Welsh Govt to shell out £1,000,000 for smacking ban preparations in 2020

Close to a million pounds will be spent on preparations for the Welsh Government’s smacking ban this year.

Ministers have pledged £600,000 for awareness-raising about the ban, £325,000 for a parenting campaign, and £73,000 for public research and engagement between 2020 and 2021.

In total, £998,000 has been ring-fenced for smacking ban preparations despite the Government’s bill only being at Stage 3 of the legislative process.

The figures appear in a Government document relating to the draft 2020-21 budget.

Ministers are yet to provide estimates of the costs of a smacking ban to social services departments in Wales, despite calls from Assembly Members to provide more detail as soon as possible.

The Government has previously suggested that as many as 548 people a year will be investigated for smacking – 2,740 in the first five years.

In a letter to the Assembly’s Children’s Committee in November, social services chiefs warned that an increased burden on social workers could have a devastating impact on already overstretched services.

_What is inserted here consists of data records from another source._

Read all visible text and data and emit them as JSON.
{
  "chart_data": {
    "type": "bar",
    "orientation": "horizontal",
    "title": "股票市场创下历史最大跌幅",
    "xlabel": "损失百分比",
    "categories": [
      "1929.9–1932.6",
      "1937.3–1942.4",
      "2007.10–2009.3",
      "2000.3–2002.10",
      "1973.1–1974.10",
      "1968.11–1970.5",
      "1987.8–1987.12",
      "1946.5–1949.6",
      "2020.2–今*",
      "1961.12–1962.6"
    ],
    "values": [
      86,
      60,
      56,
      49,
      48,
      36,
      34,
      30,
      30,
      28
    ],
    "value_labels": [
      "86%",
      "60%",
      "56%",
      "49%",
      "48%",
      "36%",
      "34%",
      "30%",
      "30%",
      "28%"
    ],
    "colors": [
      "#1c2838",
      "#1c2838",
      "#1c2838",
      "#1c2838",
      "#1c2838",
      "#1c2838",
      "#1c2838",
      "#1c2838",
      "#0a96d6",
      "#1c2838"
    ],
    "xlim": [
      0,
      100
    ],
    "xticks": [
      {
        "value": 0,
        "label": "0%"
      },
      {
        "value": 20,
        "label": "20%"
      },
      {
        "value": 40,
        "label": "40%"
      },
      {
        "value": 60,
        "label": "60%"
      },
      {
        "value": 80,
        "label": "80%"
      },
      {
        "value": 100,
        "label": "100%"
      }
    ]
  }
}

The letter, signed by Sue Cooper, President of ADSS Cymru, states: “There is now little flexibility within local authority social services budgets to respond to in-year financial pressures. So much so, that some authorities have had to take recourse action through the use of contingency and reserve funding.

“This is clearly having a negative impact on available services and is simply not a sustainable position going forward.”

With the costs for this unpopular legislation mounting and no analysis of how it will affect beleaguered social work departments, the Government must call time on the smacking bill.

The existing law strongly protects children from abuse. Distracting professionals who work in child protection with trivial smacking cases will affect their ability to work effectively.